Just raising a question that directs one's attention to a possible area of influence make one just that much more objective. This reminds me of the allegory I've heard about our own state in the world when we are confused by the great influence of all that surrounds us in exile. A king's advisor warned him that the food supply was contaminated, and they will go mad from eating it just as the whole population will. He said he had enough pure food to escape that fate. The king refused to take the opportunity to maintain his sanity when all his people would lose theirs. However, he said that he and the advisor will each put a mark on the foreheads so that when they see each other they will have a reminder that things are out of order. I heard this applied to the context of the 9th of Av -- that the day of mourning serves as the mark that reminds that we don't see clearly.

However, I think the notion of realigning one's sense of order is particularly pertinent to Pesach. This is why we have the seder in which we inverse the normal order of things. Yetzias Mitzrayaim demonstrated to the world that G-d is the One in charge, and that even the greatest empire will not stand against His will.

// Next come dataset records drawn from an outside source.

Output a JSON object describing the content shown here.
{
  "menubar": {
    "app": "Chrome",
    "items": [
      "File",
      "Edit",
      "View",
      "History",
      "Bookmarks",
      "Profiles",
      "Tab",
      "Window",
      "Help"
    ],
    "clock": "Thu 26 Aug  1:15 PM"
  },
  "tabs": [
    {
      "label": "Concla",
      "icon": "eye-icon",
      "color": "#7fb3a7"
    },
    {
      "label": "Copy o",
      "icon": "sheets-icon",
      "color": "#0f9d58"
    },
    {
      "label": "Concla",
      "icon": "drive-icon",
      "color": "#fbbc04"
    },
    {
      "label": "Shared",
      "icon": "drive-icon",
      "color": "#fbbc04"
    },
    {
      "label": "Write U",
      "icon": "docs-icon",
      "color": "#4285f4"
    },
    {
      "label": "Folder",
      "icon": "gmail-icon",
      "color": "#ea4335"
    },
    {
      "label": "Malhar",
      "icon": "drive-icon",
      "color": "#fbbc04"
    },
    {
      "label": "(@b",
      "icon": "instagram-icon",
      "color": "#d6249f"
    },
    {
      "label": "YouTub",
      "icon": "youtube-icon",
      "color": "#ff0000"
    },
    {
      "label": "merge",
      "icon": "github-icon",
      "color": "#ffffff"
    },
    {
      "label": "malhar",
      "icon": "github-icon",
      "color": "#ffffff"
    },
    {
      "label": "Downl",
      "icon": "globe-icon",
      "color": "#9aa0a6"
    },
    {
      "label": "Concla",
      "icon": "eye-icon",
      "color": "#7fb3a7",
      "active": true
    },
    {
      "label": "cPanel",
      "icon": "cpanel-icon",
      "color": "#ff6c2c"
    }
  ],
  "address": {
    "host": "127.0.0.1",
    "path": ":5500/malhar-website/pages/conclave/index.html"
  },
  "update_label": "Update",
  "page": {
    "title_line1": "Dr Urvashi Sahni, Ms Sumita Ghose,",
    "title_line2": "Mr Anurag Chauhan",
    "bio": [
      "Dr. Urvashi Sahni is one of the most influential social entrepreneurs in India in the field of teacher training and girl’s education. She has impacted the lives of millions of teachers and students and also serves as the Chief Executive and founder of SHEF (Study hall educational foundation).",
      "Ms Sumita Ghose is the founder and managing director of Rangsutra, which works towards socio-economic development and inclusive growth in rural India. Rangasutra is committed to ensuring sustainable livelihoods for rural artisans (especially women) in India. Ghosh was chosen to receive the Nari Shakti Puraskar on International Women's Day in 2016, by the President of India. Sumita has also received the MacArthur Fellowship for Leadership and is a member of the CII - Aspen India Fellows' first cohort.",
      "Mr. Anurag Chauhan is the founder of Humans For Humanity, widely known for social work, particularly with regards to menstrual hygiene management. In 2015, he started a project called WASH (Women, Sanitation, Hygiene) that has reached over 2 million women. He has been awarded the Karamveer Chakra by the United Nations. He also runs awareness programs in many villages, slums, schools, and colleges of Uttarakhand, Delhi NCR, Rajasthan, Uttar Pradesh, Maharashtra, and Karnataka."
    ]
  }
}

The Isrealites reversed the normal order of things when they escaped Egypt, a place no slave had ever left before. It was not the apparently normal order that prevailed, but the one that G-d had planned.

We raise questions at the seder to think about how we fit into our contexts? What are we doing? What should we be doing? Have we simply absorbed our expectations for normative behavior from the larger surroundings? If so, we must question our motivations and decisions to be certain they fit into the true seder.

Another component of Pesach is, of course, action. In fact, it was the myriad laws associated with the korban Pesach that raises the question of the instructed youth in Sefer Hachinuch. When he asks what amounts to "Why do we need so many halachos for this?" he receives the famous answer: "Ha-adam nifal kefi peulathav" [Man is formed by his action.]

Cialdini fails to quote that maxim but comes close to it in stressing what is necessary to make a durable change in one's life. He notes the difference in the lasting effect of showing an American flag to voters in a particular context depended on whether or not it was "'locked in'" by being linked to a specific action. While there are certain assocations that can prove very influential in engendering "dramatic, immediate shifts in people" that can fade away unless they also include "commitments to them, usually in the form of related behavior" (226).

On Pesach night, we raise the fundamental question of "Why is this night different from all other nights?" It's not just about eating matzah and drinking 4 cups of wine. It's about cementing the self-awareness raised by the question with actions that form our character. And so we go through the seder every year because the ritual is not merely questions and answers but questions and actions.